Open kirk-marple opened 1 year ago
Thanks for the feedback, we are actively working on this feature but have no ETA at this time.
Excellent. We are also interested in the same.
This seems like a really key problem to solve - how many real world documents are small enough that you would be able to include them directly in a prompt? Carving up a document (on ingestion or indexing) such that it is possible to find and retrieve just the relevant portions in a prompt seems like a blocking requirement. Wonder how others are solving this problem with Cognitive search?
Related to this, found these two fields in an index created by the Custom Answering service. My plan was to use embeddings and build a similar QnA service as suggested in a lot of Microsoft slides, but seeing those, I'm wondering if the pattern is being implemented on the Custom Answering service.
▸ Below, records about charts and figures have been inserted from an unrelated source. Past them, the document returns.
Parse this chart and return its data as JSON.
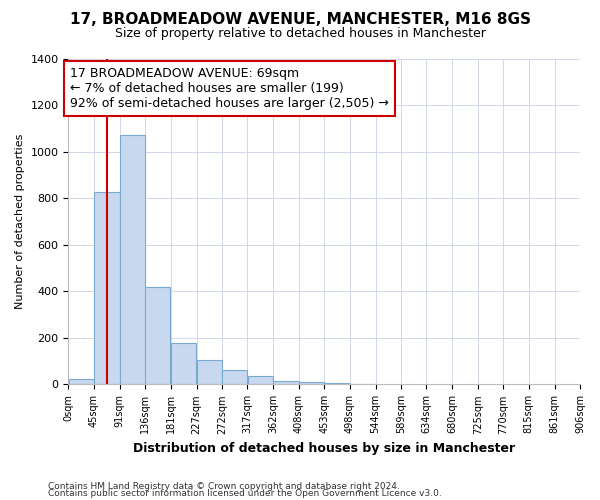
{
  "title1": "17, BROADMEADOW AVENUE, MANCHESTER, M16 8GS",
  "title2": "Size of property relative to detached houses in Manchester",
  "xlabel": "Distribution of detached houses by size in Manchester",
  "ylabel": "Number of detached properties",
  "bin_edges": [
    0,
    45,
    91,
    136,
    181,
    227,
    272,
    317,
    362,
    408,
    453,
    498,
    544,
    589,
    634,
    680,
    725,
    770,
    815,
    861,
    906
  ],
  "bin_labels": [
    "0sqm",
    "45sqm",
    "91sqm",
    "136sqm",
    "181sqm",
    "227sqm",
    "272sqm",
    "317sqm",
    "362sqm",
    "408sqm",
    "453sqm",
    "498sqm",
    "544sqm",
    "589sqm",
    "634sqm",
    "680sqm",
    "725sqm",
    "770sqm",
    "815sqm",
    "861sqm",
    "906sqm"
  ],
  "bar_heights": [
    25,
    830,
    1075,
    420,
    180,
    105,
    60,
    35,
    15,
    10,
    5,
    3,
    0,
    0,
    0,
    0,
    0,
    0,
    0,
    0
  ],
  "bar_color": "#c8d8ee",
  "bar_edge_color": "#7aaad0",
  "property_size": 69,
  "vline_color": "#cc0000",
  "annotation_text": "17 BROADMEADOW AVENUE: 69sqm\n← 7% of detached houses are smaller (199)\n92% of semi-detached houses are larger (2,505) →",
  "annotation_box_color": "#ffffff",
  "annotation_border_color": "#cc0000",
  "ylim": [
    0,
    1400
  ],
  "yticks": [
    0,
    200,
    400,
    600,
    800,
    1000,
    1200,
    1400
  ],
  "footer1": "Contains HM Land Registry data © Crown copyright and database right 2024.",
  "footer2": "Contains public sector information licensed under the Open Government Licence v3.0.",
  "bg_color": "#ffffff",
  "plot_bg_color": "#ffffff",
  "grid_color": "#d0d8e8"
}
Any news? Seems like a quite simple use case
For our use case, we are ingesting long documents and audio transcripts. The amount of text we're starting with exceeds the 8K limit of the Ada embedding model.
So we need to create multiple embeddings from each piece of content.
Since we can only store one vector per search document, I had to come up with a hacky solution to store 'n' search documents per content. (Basically one parent search document, and 'n' child search documents, n == # of chunks).
If the Cog Search index could support a collection of complex types, each which included a vector, it would make this scenario much cleaner for these use cases.
Currently, it errors with "Only a top-level field of the index can be a vector field."